You’re now underneath Classon’s Bridge (Bridge #2), built by John Classon in the late 18th century to aid transport to and from his milling business on the site. Originally made from granite stone lifted from the Dodder Bed, in 1928, the bridge was widened but parts of the old bridge can still be seen underneath.
Up and over Classon’s Bridge, you are south of the river and on my road, Patrick Doyle Road. It is named after the executed IRA volunteer Patrick Doyle. One of The Forgotten Ten, Doyle was one of six men hanged in Mountjoy Prison in March 1921, aged 29. Buried in unmarked graves, a long campaign by their families resulted in their exhumation and all Ten were afforded state funerals in 2000.
Many of the 1940s Council houses in this parkland estate have privatised, and indeed have been home to many eminent Sportsworld elite, including Paul O’Connell, Shona Keane and most recently, Maura Ginty. Ann Marie Clyne, and Red Hurley are also neighbours.
Now to the best view of Milltown’s most iconic picturescape, the Nine Arches Viaduct Bridge (Bridge #3). It was completed in 1854 for the Harcourt Street railway line which ran from Dublin to Bray. The line closed in 1958 and the bridge was derelict for 40 years until it reopened for the Luas in 2004. If you stop you can easily see holes drilled into the base of its pillars, to facilitate its demolition in the case of a British or German invasion during the Second World War. Thankfully, it remained intact.

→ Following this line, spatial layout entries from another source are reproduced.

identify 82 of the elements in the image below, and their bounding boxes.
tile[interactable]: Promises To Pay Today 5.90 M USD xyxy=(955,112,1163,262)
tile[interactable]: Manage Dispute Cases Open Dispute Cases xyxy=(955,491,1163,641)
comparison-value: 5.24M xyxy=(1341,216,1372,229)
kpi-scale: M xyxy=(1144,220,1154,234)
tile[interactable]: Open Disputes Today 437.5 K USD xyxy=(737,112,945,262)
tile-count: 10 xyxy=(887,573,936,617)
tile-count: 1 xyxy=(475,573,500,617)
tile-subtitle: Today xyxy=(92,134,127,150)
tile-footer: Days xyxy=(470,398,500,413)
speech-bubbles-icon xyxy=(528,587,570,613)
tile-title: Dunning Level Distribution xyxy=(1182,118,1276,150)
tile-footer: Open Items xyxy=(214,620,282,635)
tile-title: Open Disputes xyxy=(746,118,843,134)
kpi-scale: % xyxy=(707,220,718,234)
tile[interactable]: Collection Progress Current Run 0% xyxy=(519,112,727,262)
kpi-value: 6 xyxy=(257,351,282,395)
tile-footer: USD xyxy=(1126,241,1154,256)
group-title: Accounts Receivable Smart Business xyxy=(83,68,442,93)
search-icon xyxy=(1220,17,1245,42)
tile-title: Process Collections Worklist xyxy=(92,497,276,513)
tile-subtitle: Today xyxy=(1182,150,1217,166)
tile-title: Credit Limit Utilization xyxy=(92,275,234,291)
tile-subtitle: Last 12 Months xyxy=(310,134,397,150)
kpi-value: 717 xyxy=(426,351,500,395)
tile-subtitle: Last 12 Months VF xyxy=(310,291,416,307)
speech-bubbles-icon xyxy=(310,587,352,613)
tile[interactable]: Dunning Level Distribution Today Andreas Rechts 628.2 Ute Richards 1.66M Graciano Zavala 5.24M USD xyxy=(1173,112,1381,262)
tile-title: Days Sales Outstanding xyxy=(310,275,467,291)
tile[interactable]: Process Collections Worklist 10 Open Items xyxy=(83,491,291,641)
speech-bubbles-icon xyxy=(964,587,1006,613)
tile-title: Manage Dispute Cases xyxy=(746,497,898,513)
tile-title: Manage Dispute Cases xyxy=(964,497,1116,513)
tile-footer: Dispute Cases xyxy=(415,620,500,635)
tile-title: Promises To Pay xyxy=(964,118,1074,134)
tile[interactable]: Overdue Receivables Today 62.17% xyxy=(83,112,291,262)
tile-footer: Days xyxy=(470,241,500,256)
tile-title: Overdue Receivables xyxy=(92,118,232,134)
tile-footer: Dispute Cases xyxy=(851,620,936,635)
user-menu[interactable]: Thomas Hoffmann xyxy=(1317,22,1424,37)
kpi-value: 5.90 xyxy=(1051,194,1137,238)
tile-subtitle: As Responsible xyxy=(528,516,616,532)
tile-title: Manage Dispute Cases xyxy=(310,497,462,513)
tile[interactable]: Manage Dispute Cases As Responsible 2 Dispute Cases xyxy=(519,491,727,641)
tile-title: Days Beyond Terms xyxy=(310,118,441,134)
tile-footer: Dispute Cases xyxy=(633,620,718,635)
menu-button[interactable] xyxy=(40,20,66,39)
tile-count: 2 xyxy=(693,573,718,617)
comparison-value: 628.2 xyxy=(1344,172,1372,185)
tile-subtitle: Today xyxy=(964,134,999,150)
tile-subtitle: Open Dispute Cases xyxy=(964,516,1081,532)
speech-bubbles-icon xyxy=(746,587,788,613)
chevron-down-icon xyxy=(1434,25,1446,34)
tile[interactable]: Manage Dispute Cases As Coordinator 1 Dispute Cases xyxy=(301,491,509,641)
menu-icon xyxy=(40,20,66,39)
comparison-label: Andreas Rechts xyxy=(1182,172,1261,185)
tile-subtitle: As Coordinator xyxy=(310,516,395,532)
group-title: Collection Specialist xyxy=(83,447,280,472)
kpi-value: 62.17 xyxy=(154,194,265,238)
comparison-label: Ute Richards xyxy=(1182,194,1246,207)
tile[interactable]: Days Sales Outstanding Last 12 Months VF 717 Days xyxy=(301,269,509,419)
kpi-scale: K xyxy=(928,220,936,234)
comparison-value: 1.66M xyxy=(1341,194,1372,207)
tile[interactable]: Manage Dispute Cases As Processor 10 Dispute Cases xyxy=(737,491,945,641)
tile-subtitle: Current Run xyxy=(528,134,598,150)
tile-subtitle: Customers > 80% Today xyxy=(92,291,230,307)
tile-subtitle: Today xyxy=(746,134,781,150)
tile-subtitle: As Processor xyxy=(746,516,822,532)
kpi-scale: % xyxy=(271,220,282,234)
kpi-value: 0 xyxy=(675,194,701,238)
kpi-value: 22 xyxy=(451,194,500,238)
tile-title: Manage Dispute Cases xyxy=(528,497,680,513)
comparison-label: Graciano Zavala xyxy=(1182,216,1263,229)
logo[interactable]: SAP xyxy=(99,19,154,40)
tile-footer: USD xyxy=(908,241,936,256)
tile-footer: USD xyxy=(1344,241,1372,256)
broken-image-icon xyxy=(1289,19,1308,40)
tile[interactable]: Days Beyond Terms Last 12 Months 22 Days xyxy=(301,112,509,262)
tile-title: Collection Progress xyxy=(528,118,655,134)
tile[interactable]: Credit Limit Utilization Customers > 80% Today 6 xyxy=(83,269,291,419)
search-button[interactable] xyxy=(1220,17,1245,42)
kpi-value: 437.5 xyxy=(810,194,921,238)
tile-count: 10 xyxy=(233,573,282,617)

Also intact, Shanagarry Chimney Tower. Another landmark Milltown image, the red-brick industrial chimney rises to 94 feet, and was once part of (and is now all that is left of) the Dublin Laundry. In 2018 it was on the market for €35,000. At auction, it sold for €136,000 given its commercial value as a communications mast which exists inside the tower.
Along this part of the river, you can also see the meeting point of the River Slang (which runs out into Dundrum) with the Dodder.
Probably the most historically significant structure, is the narrow, coble stone Packhorse Bridge (Bridge #4). Built during the 1600’s, apparently it’s Dublin’s 2nd oldest working bridge. This bridge, with alcoves for walkers to avoid carriages, once carried the main Dublin to Wicklow road, replacing a dangerous ford located nearer to Milltown Chapel. It goes that indeed Oliver Cromwell visited the village and crossed the Dodder via the Packhorse Bridge!
I conclude my curation beneath Milltown Bridge (Bridge #5). The large stone bridge serves as one of the main arteries into south Dublin. Like all of them, the pedestrian underpass reeks, but there is some cool graffiti street-art on the walls. On the south side of the bridge is the Ahlul Bayt Islamic Centre, the main Shia Islamic centre in Ireland.
For this one-kilometre stretch of the Dodder, with its weirs and bridges and footpaths, Milltown packs a lot of historical punch! I feel blessed to have these lovely parks to run, and more recently, to hang out in with lovely new friends and neighbours. Hopefully, I’ll see you running through the ‘hood soon.